In a world where information is just a click away, students can be exposed to an overwhelming stream of news. They may encounter heartwarming stories of unlikely animal friendships or acts of kindness between strangers, but they may also witness natural disasters, violence, political turmoil, and global crises.
As educators, guardians, and mentors, we’re entrusted with the crucial task of helping kids navigate through difficult news topics, which can be overwhelming for younger minds to process. How do we talk to students about the difficult news that fills our screens and newspapers and navigate these tough conversations?
The best strategies foster understanding, empathy, and emotional well-being.
Difficult News Conversations Consider Time, Place, and Cognitive Abilities
Kids have an uncanny ability to ask questions at the most inopportune moments and in the least discrete places, neither of which sets the stage well for discussing challenging topics. In these moments, it’s best to acknowledge that you heard the question and will return to the subject later. Saying, “That’s a good question. I’d like to talk about this with you, but let’s wait until our flex period” validates that the student was heard and promises a return to the topic later.
When you do return to the conversation, make sure that you are in a comfortable and safe environment, free from distractions.
It’s also crucial to consider the student’s age and maturity level. Tailor your approach according to their cognitive ability to understand complex topics. Use age-appropriate language and concepts, and avoid unnecessary details that may only serve to increase anxiety and confusion. For example, to describe a violent crime to a child ages 2-6, you might say, “Someone hurt a lot of other people.” For a child ages 7-12, it might be more appropriate to say, “Someone used a gun to shoot people.” For teens, you might say, “Some people wrongly believe that the color of our skin determines our worth as human beings. With this harmful mindset, they sometimes commit crimes that they believe are justified.”
Honesty Is Key
While it may be tempting to shield children from some unsettling realities, being honest and transparent is essential. Provide accurate information, but in a manner that is appropriate for their age. Avoid exaggerating or sugarcoating the facts, as this can erode facts and lead to further confusion.
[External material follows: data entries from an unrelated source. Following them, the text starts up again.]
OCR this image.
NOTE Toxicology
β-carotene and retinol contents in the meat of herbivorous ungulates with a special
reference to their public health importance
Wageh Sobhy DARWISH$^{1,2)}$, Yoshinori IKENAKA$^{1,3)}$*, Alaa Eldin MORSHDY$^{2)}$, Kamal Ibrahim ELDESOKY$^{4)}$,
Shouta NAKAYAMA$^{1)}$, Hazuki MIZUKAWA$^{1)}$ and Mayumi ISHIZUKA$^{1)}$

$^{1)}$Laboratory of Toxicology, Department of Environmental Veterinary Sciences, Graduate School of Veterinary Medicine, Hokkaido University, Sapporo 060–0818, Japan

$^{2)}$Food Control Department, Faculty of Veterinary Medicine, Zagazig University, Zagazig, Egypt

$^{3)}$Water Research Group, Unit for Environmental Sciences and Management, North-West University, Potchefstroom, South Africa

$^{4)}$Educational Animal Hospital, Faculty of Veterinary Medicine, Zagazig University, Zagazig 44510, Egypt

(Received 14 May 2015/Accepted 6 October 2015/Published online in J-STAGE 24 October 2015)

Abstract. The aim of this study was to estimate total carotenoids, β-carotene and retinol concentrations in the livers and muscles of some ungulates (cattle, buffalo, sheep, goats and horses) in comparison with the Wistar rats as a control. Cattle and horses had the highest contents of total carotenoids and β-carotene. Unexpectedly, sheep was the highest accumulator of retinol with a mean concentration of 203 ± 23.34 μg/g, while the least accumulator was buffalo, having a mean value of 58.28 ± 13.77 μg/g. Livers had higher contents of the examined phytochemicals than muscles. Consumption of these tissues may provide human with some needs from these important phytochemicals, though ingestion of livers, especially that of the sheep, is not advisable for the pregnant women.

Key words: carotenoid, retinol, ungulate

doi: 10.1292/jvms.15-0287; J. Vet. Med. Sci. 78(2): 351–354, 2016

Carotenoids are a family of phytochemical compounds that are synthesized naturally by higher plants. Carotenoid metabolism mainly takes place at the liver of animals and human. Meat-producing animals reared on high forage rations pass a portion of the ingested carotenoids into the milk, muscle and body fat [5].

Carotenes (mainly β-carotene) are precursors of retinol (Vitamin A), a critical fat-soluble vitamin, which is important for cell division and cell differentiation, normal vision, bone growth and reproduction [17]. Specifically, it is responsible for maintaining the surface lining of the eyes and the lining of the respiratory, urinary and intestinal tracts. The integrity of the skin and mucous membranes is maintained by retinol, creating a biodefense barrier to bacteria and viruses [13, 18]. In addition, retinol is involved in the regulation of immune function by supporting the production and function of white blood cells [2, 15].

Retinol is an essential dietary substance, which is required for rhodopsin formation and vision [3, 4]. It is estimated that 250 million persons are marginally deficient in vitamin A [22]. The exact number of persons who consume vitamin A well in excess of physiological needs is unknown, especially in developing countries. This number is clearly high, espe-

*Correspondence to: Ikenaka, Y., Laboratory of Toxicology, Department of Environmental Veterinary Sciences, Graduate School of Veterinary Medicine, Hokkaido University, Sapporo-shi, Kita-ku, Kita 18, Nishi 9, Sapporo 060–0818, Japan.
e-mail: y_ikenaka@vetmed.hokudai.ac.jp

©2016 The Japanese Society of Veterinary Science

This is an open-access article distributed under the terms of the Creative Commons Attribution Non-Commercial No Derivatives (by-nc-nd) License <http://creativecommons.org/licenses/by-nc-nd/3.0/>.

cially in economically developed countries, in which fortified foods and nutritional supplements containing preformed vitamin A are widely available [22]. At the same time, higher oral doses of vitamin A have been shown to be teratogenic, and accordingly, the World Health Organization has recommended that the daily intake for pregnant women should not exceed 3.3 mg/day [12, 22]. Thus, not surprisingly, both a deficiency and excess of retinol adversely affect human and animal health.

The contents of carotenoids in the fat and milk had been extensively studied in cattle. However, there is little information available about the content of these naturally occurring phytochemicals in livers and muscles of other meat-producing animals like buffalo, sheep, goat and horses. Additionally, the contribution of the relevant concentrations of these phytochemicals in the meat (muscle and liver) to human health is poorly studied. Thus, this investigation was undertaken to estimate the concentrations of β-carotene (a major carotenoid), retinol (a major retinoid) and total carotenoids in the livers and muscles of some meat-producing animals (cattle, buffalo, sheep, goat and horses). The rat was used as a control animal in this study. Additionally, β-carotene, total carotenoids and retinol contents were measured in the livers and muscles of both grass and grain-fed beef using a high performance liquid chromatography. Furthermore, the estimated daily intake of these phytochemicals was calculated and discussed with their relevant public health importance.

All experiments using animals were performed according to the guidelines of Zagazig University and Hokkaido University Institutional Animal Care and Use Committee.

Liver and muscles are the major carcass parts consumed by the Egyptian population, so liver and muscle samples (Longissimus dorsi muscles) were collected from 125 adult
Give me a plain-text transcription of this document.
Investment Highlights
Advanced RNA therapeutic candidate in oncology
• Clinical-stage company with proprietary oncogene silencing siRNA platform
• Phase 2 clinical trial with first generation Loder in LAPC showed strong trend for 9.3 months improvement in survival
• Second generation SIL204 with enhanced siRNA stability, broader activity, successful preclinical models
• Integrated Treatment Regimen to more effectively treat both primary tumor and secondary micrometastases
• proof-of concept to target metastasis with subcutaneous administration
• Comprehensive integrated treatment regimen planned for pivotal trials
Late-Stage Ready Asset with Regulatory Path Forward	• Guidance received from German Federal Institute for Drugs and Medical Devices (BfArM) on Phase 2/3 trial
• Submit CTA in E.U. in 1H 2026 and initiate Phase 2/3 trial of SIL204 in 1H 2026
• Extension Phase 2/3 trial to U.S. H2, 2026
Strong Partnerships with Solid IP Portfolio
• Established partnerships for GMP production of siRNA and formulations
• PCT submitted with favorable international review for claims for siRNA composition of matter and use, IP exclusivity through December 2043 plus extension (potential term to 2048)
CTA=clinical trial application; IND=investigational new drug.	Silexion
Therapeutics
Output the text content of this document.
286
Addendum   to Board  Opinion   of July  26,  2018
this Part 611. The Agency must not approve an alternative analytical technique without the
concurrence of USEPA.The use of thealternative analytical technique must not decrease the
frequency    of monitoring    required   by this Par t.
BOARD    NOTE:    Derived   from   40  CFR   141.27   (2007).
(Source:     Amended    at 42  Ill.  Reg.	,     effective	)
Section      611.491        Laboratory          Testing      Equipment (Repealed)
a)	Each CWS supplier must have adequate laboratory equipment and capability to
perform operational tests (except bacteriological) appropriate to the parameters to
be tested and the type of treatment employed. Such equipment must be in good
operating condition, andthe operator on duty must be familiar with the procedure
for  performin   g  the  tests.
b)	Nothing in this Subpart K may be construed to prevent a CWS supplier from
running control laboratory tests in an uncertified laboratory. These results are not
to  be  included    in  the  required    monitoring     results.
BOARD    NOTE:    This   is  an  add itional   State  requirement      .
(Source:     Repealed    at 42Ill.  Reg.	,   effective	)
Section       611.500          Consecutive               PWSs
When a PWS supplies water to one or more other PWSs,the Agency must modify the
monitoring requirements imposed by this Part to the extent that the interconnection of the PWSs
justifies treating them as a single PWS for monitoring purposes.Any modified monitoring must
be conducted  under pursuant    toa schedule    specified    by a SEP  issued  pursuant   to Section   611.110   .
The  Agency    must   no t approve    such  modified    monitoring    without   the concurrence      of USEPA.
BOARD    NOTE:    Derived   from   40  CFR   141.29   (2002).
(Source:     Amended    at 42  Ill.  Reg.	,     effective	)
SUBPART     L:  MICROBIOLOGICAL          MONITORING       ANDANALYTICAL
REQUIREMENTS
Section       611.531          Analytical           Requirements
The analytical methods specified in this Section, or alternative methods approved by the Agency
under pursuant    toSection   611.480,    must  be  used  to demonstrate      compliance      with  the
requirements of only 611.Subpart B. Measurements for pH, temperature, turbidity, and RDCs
It’s also important to check your own biases and assumptions. It’s best to omit describing a person’s identifiers such as ethnicity, sexual orientation, gender presentation, etc. unless it’s relevant to the issue. Instead of saying “An old homeless man hurt a pretty little girl,” you can simply say, “A man hurt a girl.”
It’s also okay to admit when you don’t understand. In that case, you can direct the student to an age-appropriate news source such as News Currents and then invite them to share what they’ve learned.
When discussing difficult news topics, children may experience a range of emotions, including fear, sadness, confusion, and anger. Reassure them that it’s normal to feel this way, and then communicate that someone is in charge. For example, you may say, “Mr. Edwards and I will make sure our classroom stays safe,” or “The police have caught the bad guy.”
You may also connect to an event in their life that might have brought up a similar emotion to remind them that the feeling is temporary and will pass.
Encourage students to ask questions about news topics and actively listen to their concerns. Avoid dismissing or interrupting their inquiries. Attentive listening helps you understand their perspective and their thinking so you can better address their fears and uncertainties.
Limit Media Exposure
Common Sense Media recommends that children ages 2-6 are exposed only to age-appropriate content and programming. Children ages 7-12 are more likely to encounter age-inappropriate content online, particularly as they interact with media more independently. If this happens, ask the student what they understand of the story so you can address any gaps or misunderstandings in their knowledge. Encourage them to think critically by asking questions such as “How does this story make you feel?” and “What does this story make you think?” It can even be helpful to look for positives, such as pointing out bystanders who stepped in to help or generous donors who are contributing money to a cause.
Most importantly, children need to know that they are safe, physically and emotionally. Remind them that there are people who are looking out for their well-being and that many people in the world are working to make it a safer and more inclusive space for everyone.
Talking about the Tough Stuff Is Healthy
Though these conversations can be difficult, it’s important that students know who they can turn to as they process our complicated world. It’s also important to show them that adults struggle at times, too–that’s part of being human. Having empathy and understanding for ourselves and others helps us in the face of adversity.